Вскоре цыганка, бухнув мёрзлой дверью, возникла на пороге.
– Кто тут, не видать? Выйди на свет! Бог ты мо-о-ой!.. – ахнула она, увидев разбитую физиономию Ефима. – Ты чего опять натворил, леший?!
– Это пустяк, – хмуро сказал Ефим, проводя ладонью по лицу. – Руку вот выбил. Начальник велел, чтоб Устька посмотрела.
– Устька? – хмыкнула Катька. – Ну, на твоё счастье, Михайла Николаич не спит ещё. Он и поглядит, и что нужно справит.
– Не нужон он мне! Устьку позови!
– А ты ей не нужон! – отрезала Катька. Но Ефим зарычал, и она махнула на него рукой. – Сейчас скажу! А ты пройди пока, сядь там… Да не опрокинь, смотри, чего! И обожди, покуда у Устиньи твоей с доктором разговор важный!
– Ты смотри, какая вовсе барыня стала… – проворчал Ефим, поднимаясь по обледенелым ступеням.
Но Катька уже скрылась в сенях и не слышала его.
Ему и впрямь пришлось довольно долго ждать в маленькой комнатке с длинным столом и пучками сухих трав, развешанными по стенам. После грязи и вони мужского острога всё здесь казалось удивительно чистым. От печи шло ровное тепло. Сладковато пахло, как летом, цветущим лугом и мёдом. Ефим распахнул кожух. Прислонился спиной к нагретым брёвнам стены, закрыл глаза. Страшно болела выбитая кисть, он, морщась, потёр её. Посмотрел на дверь. Жена всё не шла.
«Да где ж она там? Не наговорилась за день с доктором своим?» – вновь заводился Ефим, одновременно пытаясь прикинуть, как будет оправдываться. Ведь придётся про драку рассказывать, глупо будет врать, Устька заметит сразу… Да он ей и врать не мог никогда… Вдобавок, будто назло, сразу вспомнилось, как вчера Устинья приходила к нему и ушла, не дождавшись. В лицо ударило жаркой волной. Ефим с тоской выругался сквозь зубы, зажмурился.
Он страшно растерялся вчера и не знал, что делать, услыхав от караульного, что жена стоит у острога. Понимал только, что со стыда умрёт, оказавшись перед Устькиными глазами после всей этой бестолковщины с Жанеткой. Ничего умнее, чем повалиться лицом вниз на нары и проворчать сквозь зубы: «Да пропадите вы все, дайте спать…», ему не пришло в голову. Антипку, конечно, не обмануть было, да и прочие не больно-то поверили, а уж Устька!..
И как вот теперь выворачиваться?! Будто нужна ему была эта Жанетка! Ну да… Интересно казалось поначалу-то. Городских девок у него сроду не было, а эта сама на шею вешалась… И кто ж знал, что проклятая потаскуха сразу же заметёт языком направо и налево? И что в тот же день до Устьки всё дойдёт?..

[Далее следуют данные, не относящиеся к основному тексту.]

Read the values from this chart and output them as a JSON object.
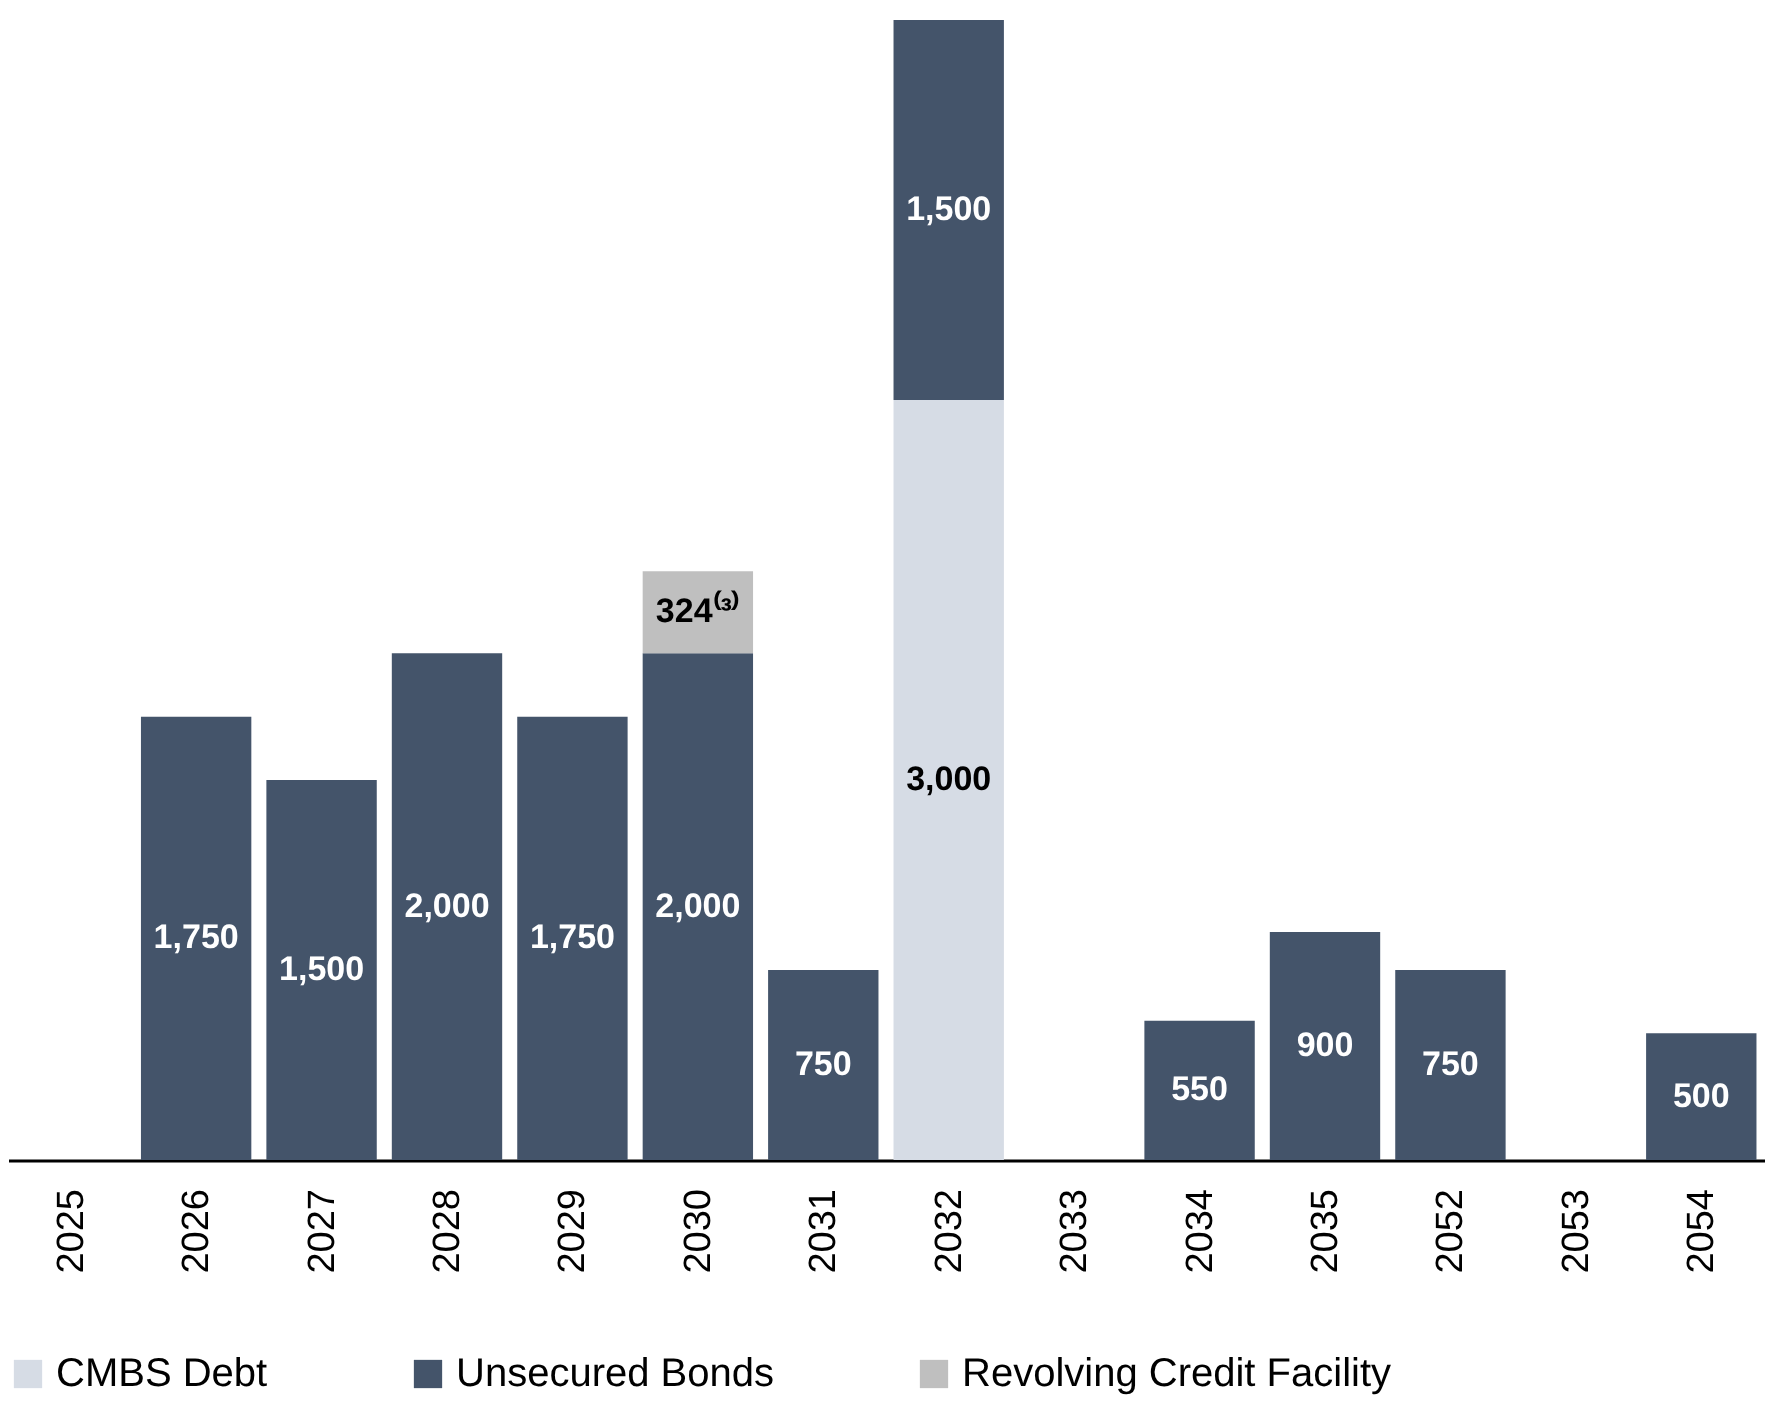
{
  "chart_data": {
    "type": "bar",
    "stacked": true,
    "legend": "bottom",
    "categories": [
      "2025",
      "2026",
      "2027",
      "2028",
      "2029",
      "2030",
      "2031",
      "2032",
      "2033",
      "2034",
      "2035",
      "2052",
      "2053",
      "2054"
    ],
    "series": [
      {
        "name": "CMBS Debt",
        "color": "#d6dce5",
        "values": [
          null,
          null,
          null,
          null,
          null,
          null,
          null,
          3000,
          null,
          null,
          null,
          null,
          null,
          null
        ],
        "value_labels": [
          null,
          null,
          null,
          null,
          null,
          null,
          null,
          "3,000",
          null,
          null,
          null,
          null,
          null,
          null
        ]
      },
      {
        "name": "Unsecured Bonds",
        "color": "#44546a",
        "values": [
          null,
          1750,
          1500,
          2000,
          1750,
          2000,
          750,
          1500,
          null,
          550,
          900,
          750,
          null,
          500
        ],
        "value_labels": [
          null,
          "1,750",
          "1,500",
          "2,000",
          "1,750",
          "2,000",
          "750",
          "1,500",
          null,
          "550",
          "900",
          "750",
          null,
          "500"
        ]
      },
      {
        "name": "Revolving Credit Facility",
        "color": "#bfbfbf",
        "values": [
          null,
          null,
          null,
          null,
          null,
          324,
          null,
          null,
          null,
          null,
          null,
          null,
          null,
          null
        ],
        "value_labels": [
          null,
          null,
          null,
          null,
          null,
          "324⁽³⁾",
          null,
          null,
          null,
          null,
          null,
          null,
          null,
          null
        ]
      }
    ]
  }
}
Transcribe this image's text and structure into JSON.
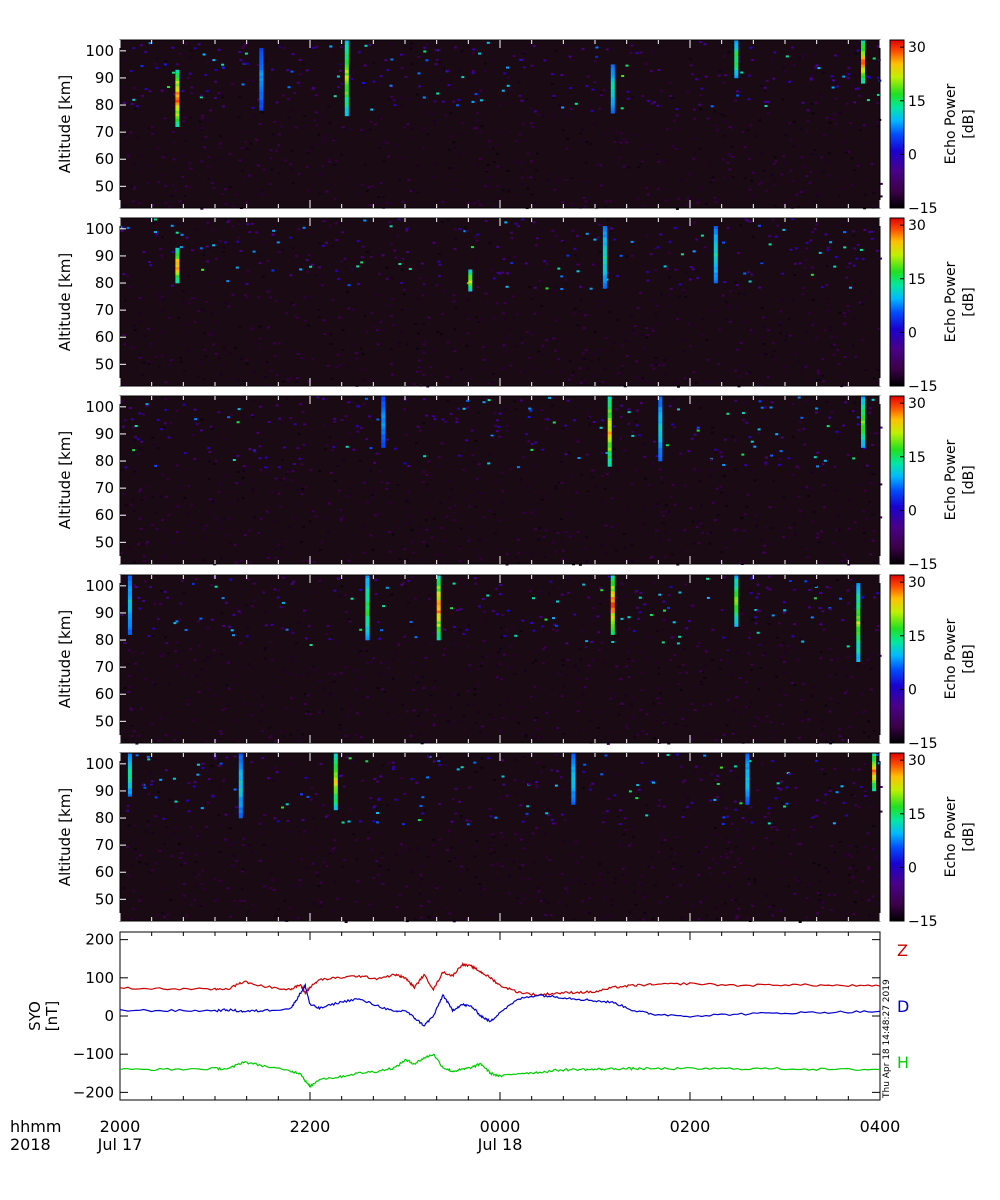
{
  "chart_data": [
    {
      "type": "heatmap",
      "panel": 1,
      "ylabel": "Altitude [km]",
      "ylim": [
        42,
        104
      ],
      "yticks": [
        "50",
        "60",
        "70",
        "80",
        "90",
        "100"
      ],
      "colorbar": {
        "label": [
          "Echo Power",
          "[dB]"
        ],
        "range": [
          -15,
          32
        ],
        "ticks": [
          "30",
          "15",
          "0",
          "-15"
        ]
      },
      "background_color": "#1a0a14",
      "echo_features": [
        {
          "time": "20:35",
          "alt_range": [
            72,
            92
          ],
          "peak_db": 30
        },
        {
          "time": "21:28",
          "alt_range": [
            78,
            100
          ],
          "peak_db": 5
        },
        {
          "time": "22:22",
          "alt_range": [
            76,
            103
          ],
          "peak_db": 20
        },
        {
          "time": "01:10",
          "alt_range": [
            77,
            94
          ],
          "peak_db": 10
        },
        {
          "time": "02:28",
          "alt_range": [
            90,
            103
          ],
          "peak_db": 15
        },
        {
          "time": "03:48",
          "alt_range": [
            88,
            103
          ],
          "peak_db": 28
        }
      ]
    },
    {
      "type": "heatmap",
      "panel": 2,
      "ylabel": "Altitude [km]",
      "ylim": [
        42,
        104
      ],
      "yticks": [
        "50",
        "60",
        "70",
        "80",
        "90",
        "100"
      ],
      "colorbar": {
        "label": [
          "Echo Power",
          "[dB]"
        ],
        "range": [
          -15,
          32
        ],
        "ticks": [
          "30",
          "15",
          "0",
          "-15"
        ]
      },
      "background_color": "#1a0a14",
      "echo_features": [
        {
          "time": "20:35",
          "alt_range": [
            80,
            92
          ],
          "peak_db": 28
        },
        {
          "time": "23:40",
          "alt_range": [
            77,
            84
          ],
          "peak_db": 22
        },
        {
          "time": "01:05",
          "alt_range": [
            78,
            100
          ],
          "peak_db": 10
        },
        {
          "time": "02:15",
          "alt_range": [
            80,
            100
          ],
          "peak_db": 10
        }
      ]
    },
    {
      "type": "heatmap",
      "panel": 3,
      "ylabel": "Altitude [km]",
      "ylim": [
        42,
        104
      ],
      "yticks": [
        "50",
        "60",
        "70",
        "80",
        "90",
        "100"
      ],
      "colorbar": {
        "label": [
          "Echo Power",
          "[dB]"
        ],
        "range": [
          -15,
          32
        ],
        "ticks": [
          "30",
          "15",
          "0",
          "-15"
        ]
      },
      "background_color": "#1a0a14",
      "echo_features": [
        {
          "time": "22:45",
          "alt_range": [
            85,
            103
          ],
          "peak_db": 5
        },
        {
          "time": "01:08",
          "alt_range": [
            78,
            103
          ],
          "peak_db": 25
        },
        {
          "time": "01:40",
          "alt_range": [
            80,
            103
          ],
          "peak_db": 8
        },
        {
          "time": "03:48",
          "alt_range": [
            85,
            103
          ],
          "peak_db": 18
        }
      ]
    },
    {
      "type": "heatmap",
      "panel": 4,
      "ylabel": "Altitude [km]",
      "ylim": [
        42,
        104
      ],
      "yticks": [
        "50",
        "60",
        "70",
        "80",
        "90",
        "100"
      ],
      "colorbar": {
        "label": [
          "Echo Power",
          "[dB]"
        ],
        "range": [
          -15,
          32
        ],
        "ticks": [
          "30",
          "15",
          "0",
          "-15"
        ]
      },
      "background_color": "#1a0a14",
      "echo_features": [
        {
          "time": "20:05",
          "alt_range": [
            82,
            103
          ],
          "peak_db": 8
        },
        {
          "time": "22:35",
          "alt_range": [
            80,
            103
          ],
          "peak_db": 15
        },
        {
          "time": "23:20",
          "alt_range": [
            80,
            103
          ],
          "peak_db": 28
        },
        {
          "time": "01:10",
          "alt_range": [
            82,
            103
          ],
          "peak_db": 30
        },
        {
          "time": "02:28",
          "alt_range": [
            85,
            103
          ],
          "peak_db": 18
        },
        {
          "time": "03:45",
          "alt_range": [
            72,
            100
          ],
          "peak_db": 18
        }
      ]
    },
    {
      "type": "heatmap",
      "panel": 5,
      "ylabel": "Altitude [km]",
      "ylim": [
        42,
        104
      ],
      "yticks": [
        "50",
        "60",
        "70",
        "80",
        "90",
        "100"
      ],
      "colorbar": {
        "label": [
          "Echo Power",
          "[dB]"
        ],
        "range": [
          -15,
          32
        ],
        "ticks": [
          "30",
          "15",
          "0",
          "-15"
        ]
      },
      "background_color": "#1a0a14",
      "echo_features": [
        {
          "time": "20:05",
          "alt_range": [
            88,
            103
          ],
          "peak_db": 12
        },
        {
          "time": "21:15",
          "alt_range": [
            80,
            103
          ],
          "peak_db": 8
        },
        {
          "time": "22:15",
          "alt_range": [
            83,
            103
          ],
          "peak_db": 22
        },
        {
          "time": "00:45",
          "alt_range": [
            85,
            103
          ],
          "peak_db": 8
        },
        {
          "time": "02:35",
          "alt_range": [
            85,
            103
          ],
          "peak_db": 8
        },
        {
          "time": "03:55",
          "alt_range": [
            90,
            103
          ],
          "peak_db": 28
        }
      ]
    },
    {
      "type": "line",
      "panel": 6,
      "ylabel": "SYO [nT]",
      "ylim": [
        -220,
        220
      ],
      "yticks": [
        "200",
        "100",
        "0",
        "-100",
        "-200"
      ],
      "x_hours_from_2000UT": [
        0,
        0.5,
        1.0,
        1.15,
        1.3,
        1.5,
        1.8,
        1.9,
        1.95,
        2.0,
        2.1,
        2.3,
        2.5,
        2.7,
        2.9,
        3.0,
        3.1,
        3.2,
        3.3,
        3.4,
        3.5,
        3.6,
        3.7,
        3.8,
        3.9,
        4.0,
        4.2,
        4.4,
        4.6,
        4.8,
        5.0,
        5.2,
        5.4,
        5.6,
        6.0,
        6.5,
        7.0,
        7.5,
        8.0
      ],
      "series": [
        {
          "name": "Z",
          "color": "#cc0000",
          "values": [
            73,
            71,
            70,
            72,
            90,
            78,
            70,
            82,
            60,
            75,
            95,
            100,
            105,
            98,
            108,
            100,
            75,
            108,
            70,
            115,
            105,
            135,
            130,
            115,
            100,
            80,
            62,
            55,
            60,
            62,
            63,
            75,
            80,
            82,
            85,
            80,
            82,
            80,
            78
          ]
        },
        {
          "name": "D",
          "color": "#0000cc",
          "values": [
            15,
            14,
            14,
            16,
            12,
            14,
            20,
            60,
            80,
            30,
            20,
            35,
            45,
            28,
            10,
            15,
            -5,
            -25,
            0,
            55,
            15,
            30,
            25,
            0,
            -15,
            10,
            45,
            55,
            50,
            45,
            40,
            35,
            15,
            5,
            0,
            5,
            8,
            10,
            12
          ]
        },
        {
          "name": "H",
          "color": "#00cc00",
          "values": [
            -140,
            -140,
            -138,
            -138,
            -120,
            -130,
            -145,
            -150,
            -170,
            -185,
            -165,
            -160,
            -150,
            -145,
            -135,
            -115,
            -125,
            -110,
            -100,
            -135,
            -145,
            -140,
            -135,
            -125,
            -150,
            -158,
            -150,
            -148,
            -142,
            -140,
            -140,
            -138,
            -138,
            -138,
            -138,
            -138,
            -138,
            -140,
            -140
          ]
        }
      ],
      "legend": [
        "Z",
        "D",
        "H"
      ],
      "legend_placement": "right",
      "timestamp": "Thu Apr 18 14:48:27 2019"
    }
  ],
  "xaxis": {
    "row_label_1": "hhmm",
    "row_label_2": "2018",
    "ticks": [
      {
        "hhmm": "2000",
        "date": "Jul 17",
        "hours": 0
      },
      {
        "hhmm": "2200",
        "date": "",
        "hours": 2
      },
      {
        "hhmm": "0000",
        "date": "Jul 18",
        "hours": 4
      },
      {
        "hhmm": "0200",
        "date": "",
        "hours": 6
      },
      {
        "hhmm": "0400",
        "date": "",
        "hours": 8
      }
    ],
    "range_hours": [
      0,
      8
    ]
  }
}
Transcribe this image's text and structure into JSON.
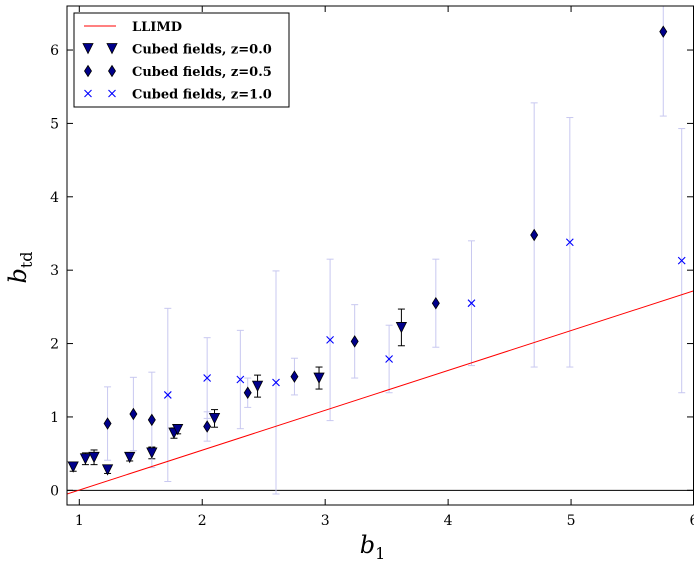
{
  "chart_data": {
    "type": "scatter",
    "xlabel": "b",
    "xlabel_sub": "1",
    "ylabel": "b",
    "ylabel_sub": "td",
    "xlim": [
      0.9,
      6.0
    ],
    "ylim": [
      -0.2,
      6.6
    ],
    "xticks": [
      1,
      2,
      3,
      4,
      5,
      6
    ],
    "yticks": [
      0,
      1,
      2,
      3,
      4,
      5,
      6
    ],
    "grid": false,
    "legend_position": "top-left",
    "zero_line": true,
    "line": {
      "name": "LLIMD",
      "color": "#ff0000",
      "x": [
        0.9,
        6.0
      ],
      "y": [
        -0.05,
        2.72
      ]
    },
    "series": [
      {
        "name": "Cubed fields, z=0.0",
        "marker": "triangle-down",
        "color": "#00008b",
        "points": [
          {
            "x": 0.95,
            "y": 0.32,
            "err": 0.06
          },
          {
            "x": 1.05,
            "y": 0.43,
            "err": 0.08
          },
          {
            "x": 1.12,
            "y": 0.45,
            "err": 0.1
          },
          {
            "x": 1.23,
            "y": 0.28,
            "err": 0.05
          },
          {
            "x": 1.41,
            "y": 0.45,
            "err": 0.05
          },
          {
            "x": 1.59,
            "y": 0.51,
            "err": 0.08
          },
          {
            "x": 1.77,
            "y": 0.78,
            "err": 0.07
          },
          {
            "x": 1.8,
            "y": 0.83,
            "err": 0.06
          },
          {
            "x": 2.1,
            "y": 0.98,
            "err": 0.12
          },
          {
            "x": 2.45,
            "y": 1.42,
            "err": 0.15
          },
          {
            "x": 2.95,
            "y": 1.53,
            "err": 0.15
          },
          {
            "x": 3.62,
            "y": 2.22,
            "err": 0.25
          }
        ]
      },
      {
        "name": "Cubed fields, z=0.5",
        "marker": "diamond",
        "color": "#00008b",
        "points": [
          {
            "x": 1.23,
            "y": 0.91,
            "err": 0.5
          },
          {
            "x": 1.44,
            "y": 1.04,
            "err": 0.5
          },
          {
            "x": 1.59,
            "y": 0.96,
            "err": 0.65
          },
          {
            "x": 2.04,
            "y": 0.87,
            "err": 0.2
          },
          {
            "x": 2.37,
            "y": 1.33,
            "err": 0.2
          },
          {
            "x": 2.75,
            "y": 1.55,
            "err": 0.25
          },
          {
            "x": 3.24,
            "y": 2.03,
            "err": 0.5
          },
          {
            "x": 3.9,
            "y": 2.55,
            "err": 0.6
          },
          {
            "x": 4.7,
            "y": 3.48,
            "err": 1.8
          },
          {
            "x": 5.75,
            "y": 6.25,
            "err": 1.15
          }
        ]
      },
      {
        "name": "Cubed fields, z=1.0",
        "marker": "x",
        "color": "#0000ff",
        "points": [
          {
            "x": 1.72,
            "y": 1.3,
            "err": 1.18
          },
          {
            "x": 2.04,
            "y": 1.53,
            "err": 0.55
          },
          {
            "x": 2.31,
            "y": 1.51,
            "err": 0.67
          },
          {
            "x": 2.6,
            "y": 1.47,
            "err": 1.52
          },
          {
            "x": 3.04,
            "y": 2.05,
            "err": 1.1
          },
          {
            "x": 3.52,
            "y": 1.79,
            "err": 0.46
          },
          {
            "x": 4.19,
            "y": 2.55,
            "err": 0.85
          },
          {
            "x": 4.99,
            "y": 3.38,
            "err": 1.7
          },
          {
            "x": 5.9,
            "y": 3.13,
            "err": 1.8
          }
        ]
      }
    ]
  }
}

«Кто знал, кто знал… Смекать надо было! – сердито думал Ефим, морщась от боли в ноющей кисти. – Не Жанетка, так другой кто рассказал бы ей! Здесь не деревня, бабы гулящие концов не хоронят! Солдатня знает, мужики из острога знают… Бабьё – так те и вовсе всё как заранее проведали… Тьфу!»
Он знал, что жена не станет ни кричать, ни браниться. Норов Устькин не таков, да и люди рядом. Но при мысли о том, что она сейчас может просто выправить ему, как чужому, руку и молча уйти прочь, Ефим чуть не завыл и с ненавистью уставился на закрытую дверь. Пнуть бы её, проклятую, да заорать на весь лазарет: «Устька!!!» Сразу бы, верно, тогда прибежала… Вошла бы в своём коричневом сарафане, в сбившемся платке, уставшая… Небось и сил не осталось ни ругать, ни стыдить мужика непутёвого. Вот тут-то бы и обнять её, не дав опомниться. Притянуть к себе, как прежде, ткнуться в плечо… Повиниться во всём. Сказать, что остолоп, что бес попутал, что даром ему не нужна никакая Жанетка и никто не нужен, кроме неё, Устьки… И дождаться, когда жена ласково, привычно потреплет его за ухо, положит на затылок тёплую ладонь. И вновь услышать сто раз слышанное, грустное: «Ой, Ефимка, душа разбойничья… Где совесть-то у тебя?» Нешто не простит? Венчаны ведь, закон приняли… Куда ей деться-то?